Pahlawan yang Pernah Berjuang dan Tinggal di Bandung

5 Pahlawan yang Pernah Berjuang dan Tinggal di Bandung

Setiap tanggal 24 Maret diperingati Bandung Lautan Api yang dilatar belakangi oleh pertempuran antara pahlawan Indonesia melawan penjajah Belanda. Para pahlawan dari Kota Bandung senantiasa berjuang hingga titik darah penghabisan untuk melawan penjajah dan meraih kemerdekaan Indonesia.

Bandung sendiri dikenal sebagai salah satu kota yang menjadi salah satu pusat perjuangan para pahlawan di Indonesia. Banyak pahlawan yang berasal dari dalam dan luar Bandung  yang menyumbangkan mulai dari pemikiran hingga perlawanan melawan penjajah.

Untuk mengenang kembali perjuangan pahlawan – pahlawan tersebut, berikut telah dirangkum 5 pahlawan yang pernah berjuang dan tinggal di Bandung untuk kemerdekaan dan kemajuan Indonesia.

1. Abdoel Moeis

Pahlawan yang Pernah Berjuang dan Tinggal di Bandung

Abdoel Moeis menjalani pendidikan di Europees Lagere School (ELS), lulus dari Kleinambtenaarsexamen (Amtenar Kecil), dan tiga tahun di Stovia (sekolah dokter) Jakarta. Karena sangat pandai berbahasa Belanda, ia diangkat menjadi klerk di departemen itu pada tahun 1903, tetapi karena ia tidak disukai oleh pegawai-pegawai Belanda di departemen itu, pada tahun 1905 ia keluar. Ketidaksukaan pegawai Belanda terhadapnya disebabkan oleh sifat patriotik yang diperlihatkannya di depan para pegawai Belanda itu.
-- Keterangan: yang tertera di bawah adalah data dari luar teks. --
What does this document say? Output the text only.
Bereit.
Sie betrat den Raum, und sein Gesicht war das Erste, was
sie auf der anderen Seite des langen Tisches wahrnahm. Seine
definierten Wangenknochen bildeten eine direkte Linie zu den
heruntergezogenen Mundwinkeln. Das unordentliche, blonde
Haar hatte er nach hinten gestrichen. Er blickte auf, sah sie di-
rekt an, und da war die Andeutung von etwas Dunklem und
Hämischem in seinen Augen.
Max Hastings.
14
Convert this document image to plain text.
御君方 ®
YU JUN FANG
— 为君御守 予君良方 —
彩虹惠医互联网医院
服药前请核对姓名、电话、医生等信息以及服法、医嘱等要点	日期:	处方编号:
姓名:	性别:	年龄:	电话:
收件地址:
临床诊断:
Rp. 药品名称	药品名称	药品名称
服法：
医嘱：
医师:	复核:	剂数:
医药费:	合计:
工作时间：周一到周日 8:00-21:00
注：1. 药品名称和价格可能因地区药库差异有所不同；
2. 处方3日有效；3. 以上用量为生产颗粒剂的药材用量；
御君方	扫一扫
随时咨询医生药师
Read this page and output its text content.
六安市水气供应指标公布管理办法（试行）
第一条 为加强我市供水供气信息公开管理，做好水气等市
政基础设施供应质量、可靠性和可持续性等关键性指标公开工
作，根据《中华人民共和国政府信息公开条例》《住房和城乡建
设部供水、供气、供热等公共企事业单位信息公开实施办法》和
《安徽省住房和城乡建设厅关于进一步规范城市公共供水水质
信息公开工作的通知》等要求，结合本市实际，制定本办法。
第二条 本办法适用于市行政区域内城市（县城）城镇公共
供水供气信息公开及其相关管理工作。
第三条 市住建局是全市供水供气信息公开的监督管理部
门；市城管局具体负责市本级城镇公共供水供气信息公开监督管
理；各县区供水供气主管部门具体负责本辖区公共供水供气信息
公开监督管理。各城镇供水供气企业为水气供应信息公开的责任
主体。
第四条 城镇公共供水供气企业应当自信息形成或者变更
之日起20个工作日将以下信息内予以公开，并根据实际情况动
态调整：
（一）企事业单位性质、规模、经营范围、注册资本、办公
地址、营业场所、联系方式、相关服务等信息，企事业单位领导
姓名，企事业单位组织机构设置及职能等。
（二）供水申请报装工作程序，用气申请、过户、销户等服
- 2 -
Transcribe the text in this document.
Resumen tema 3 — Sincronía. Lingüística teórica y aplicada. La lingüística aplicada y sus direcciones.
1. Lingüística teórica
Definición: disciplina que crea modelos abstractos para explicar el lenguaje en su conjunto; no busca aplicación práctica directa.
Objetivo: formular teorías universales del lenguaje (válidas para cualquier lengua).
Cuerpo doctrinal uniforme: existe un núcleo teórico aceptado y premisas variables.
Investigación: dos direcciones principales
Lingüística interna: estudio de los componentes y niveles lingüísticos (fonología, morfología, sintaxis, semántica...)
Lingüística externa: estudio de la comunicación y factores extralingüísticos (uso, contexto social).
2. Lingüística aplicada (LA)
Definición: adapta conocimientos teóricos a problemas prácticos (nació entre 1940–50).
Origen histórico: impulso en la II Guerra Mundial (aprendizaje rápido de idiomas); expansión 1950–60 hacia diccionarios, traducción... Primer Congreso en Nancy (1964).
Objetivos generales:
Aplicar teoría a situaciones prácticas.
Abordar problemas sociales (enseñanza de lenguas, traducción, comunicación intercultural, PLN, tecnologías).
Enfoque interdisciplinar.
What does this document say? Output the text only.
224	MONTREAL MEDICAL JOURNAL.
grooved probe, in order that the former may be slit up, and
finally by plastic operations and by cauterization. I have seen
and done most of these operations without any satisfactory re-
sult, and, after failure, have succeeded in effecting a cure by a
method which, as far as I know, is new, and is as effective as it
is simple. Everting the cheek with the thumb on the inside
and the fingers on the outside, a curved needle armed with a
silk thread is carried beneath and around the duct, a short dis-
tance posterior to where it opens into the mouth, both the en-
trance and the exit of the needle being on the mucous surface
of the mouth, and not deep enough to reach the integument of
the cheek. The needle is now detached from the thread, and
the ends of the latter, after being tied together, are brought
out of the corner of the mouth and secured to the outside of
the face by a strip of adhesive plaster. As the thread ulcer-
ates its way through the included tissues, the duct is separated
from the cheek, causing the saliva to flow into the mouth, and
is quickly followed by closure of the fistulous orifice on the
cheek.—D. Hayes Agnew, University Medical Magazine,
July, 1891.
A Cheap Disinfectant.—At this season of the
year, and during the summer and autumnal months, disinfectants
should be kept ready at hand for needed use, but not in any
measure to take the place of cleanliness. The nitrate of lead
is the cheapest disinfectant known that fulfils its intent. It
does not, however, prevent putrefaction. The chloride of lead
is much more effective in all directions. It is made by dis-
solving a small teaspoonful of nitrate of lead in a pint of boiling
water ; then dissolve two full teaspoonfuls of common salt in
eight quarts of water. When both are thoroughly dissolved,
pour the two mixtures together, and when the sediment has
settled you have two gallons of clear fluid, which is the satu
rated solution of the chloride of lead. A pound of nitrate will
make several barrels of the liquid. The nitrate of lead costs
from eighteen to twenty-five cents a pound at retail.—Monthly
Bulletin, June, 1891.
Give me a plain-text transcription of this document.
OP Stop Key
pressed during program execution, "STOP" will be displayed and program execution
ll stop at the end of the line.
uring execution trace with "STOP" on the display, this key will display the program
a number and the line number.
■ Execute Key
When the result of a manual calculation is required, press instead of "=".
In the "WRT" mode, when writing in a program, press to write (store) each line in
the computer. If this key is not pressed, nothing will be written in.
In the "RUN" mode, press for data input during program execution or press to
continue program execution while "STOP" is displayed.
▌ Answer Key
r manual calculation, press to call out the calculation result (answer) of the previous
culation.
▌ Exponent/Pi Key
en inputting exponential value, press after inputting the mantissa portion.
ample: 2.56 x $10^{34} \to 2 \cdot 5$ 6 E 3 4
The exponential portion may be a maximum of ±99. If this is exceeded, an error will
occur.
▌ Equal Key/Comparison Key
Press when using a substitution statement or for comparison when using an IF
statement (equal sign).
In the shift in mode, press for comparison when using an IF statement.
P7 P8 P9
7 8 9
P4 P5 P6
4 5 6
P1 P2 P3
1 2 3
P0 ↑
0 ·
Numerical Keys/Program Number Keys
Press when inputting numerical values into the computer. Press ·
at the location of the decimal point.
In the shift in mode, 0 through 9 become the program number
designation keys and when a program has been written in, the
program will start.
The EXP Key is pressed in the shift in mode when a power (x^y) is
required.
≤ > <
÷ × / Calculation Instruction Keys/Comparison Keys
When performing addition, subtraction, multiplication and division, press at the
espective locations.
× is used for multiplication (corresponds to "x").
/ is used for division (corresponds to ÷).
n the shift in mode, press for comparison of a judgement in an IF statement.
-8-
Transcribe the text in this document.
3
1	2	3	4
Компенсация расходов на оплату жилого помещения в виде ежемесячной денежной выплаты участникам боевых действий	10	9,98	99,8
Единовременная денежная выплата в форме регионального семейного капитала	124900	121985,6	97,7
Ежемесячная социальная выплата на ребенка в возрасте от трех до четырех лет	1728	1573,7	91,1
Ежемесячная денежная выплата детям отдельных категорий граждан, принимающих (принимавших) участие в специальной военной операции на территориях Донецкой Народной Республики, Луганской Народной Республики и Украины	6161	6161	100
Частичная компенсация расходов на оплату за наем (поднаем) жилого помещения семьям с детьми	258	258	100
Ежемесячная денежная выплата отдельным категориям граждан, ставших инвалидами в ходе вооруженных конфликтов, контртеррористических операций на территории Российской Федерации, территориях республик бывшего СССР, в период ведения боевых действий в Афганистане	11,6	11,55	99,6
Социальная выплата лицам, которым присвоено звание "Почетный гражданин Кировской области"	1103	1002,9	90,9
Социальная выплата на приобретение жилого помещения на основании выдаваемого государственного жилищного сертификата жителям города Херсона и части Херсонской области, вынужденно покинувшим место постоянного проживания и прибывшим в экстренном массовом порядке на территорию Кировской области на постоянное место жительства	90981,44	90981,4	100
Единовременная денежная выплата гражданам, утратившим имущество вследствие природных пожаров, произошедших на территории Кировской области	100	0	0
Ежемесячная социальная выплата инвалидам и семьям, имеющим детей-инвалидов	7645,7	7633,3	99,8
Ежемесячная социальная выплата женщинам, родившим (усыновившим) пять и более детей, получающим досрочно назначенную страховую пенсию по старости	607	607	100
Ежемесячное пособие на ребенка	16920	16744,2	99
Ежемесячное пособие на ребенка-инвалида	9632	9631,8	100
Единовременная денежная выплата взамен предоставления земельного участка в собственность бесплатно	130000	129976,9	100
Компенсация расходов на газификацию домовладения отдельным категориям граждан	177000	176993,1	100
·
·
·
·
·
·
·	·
Abdoel Moeis pindah ke Bandung dan menjadi sangat aktif di kota ini. Mula-mula ia bekerja di surat kabar Preanger Bode. Tahun 1916 Abdoel Moeis memimpin Surat Kabar Neraca, bersama dengan Haji Agoes Salim. Surat kabar yang cukup terkemuka ini menyuarakan haluan politik Sarikat Islam. Tahun 1922 ia diangkat menjadi Ketua Pengurus Besar Buruh Pegadaian.

Tahun 1945 gembira  sekali hati Abdoel Moeis Ketika mendengar kabar bahwa  Indonesia  sudah merdeka. Saat itu usianya 62 tahun. Pada tahun 1946 Abdoel Moeis menerima  surat dari Presiden Soekarno yang isinya bahwa ia diangkat menjadi anggota Dewan Pertimbangan Agung. Tanggal 17 Juni 1959, Abdoel Moeis menghembuskan nafasnya yang terakhir. Ketika itu usianya 76 tahun. Abdoel Moeis dimakamkan di Taman Makam Pahlawan Cikutra, Bandung.

Pada bulan Agustus 1959, Abdoel Moeis diberi gelar sebagai Pahlawan Nasional pertama oleh Presiden Soekarno, dengan Surat Keputusan (SK) Presiden Republik Indonesia No. 2183/59, tanggal 30 Agustus 1959. Di Bandung, namanya dikenal menjadi salah satu nama jalan dan terminal di sebelah selatan kompleks Alun-alun Bandung, yaitu Jalan dan Terminal Abdoel Moeis.

2. Danudirja Setiabudi

Pahlawan yang Pernah Berjuang dan Tinggal di Bandung

Dr. Ernest François Eugène Douwes Dekker atau umumnya dikenal dengan nama Douwes Dekker atau Danudirja Setiabudi, adalah seorang pejuang kemerdekaan dan pahlawan nasional Indonesia. Nama Danudirja Setiabudi ini merupakan nama pemberian Bung Karno, Danu berarti banteng, Dirjo berarti kuat dan tangguh, sedangkan Setiabudi berarti berbudi setia.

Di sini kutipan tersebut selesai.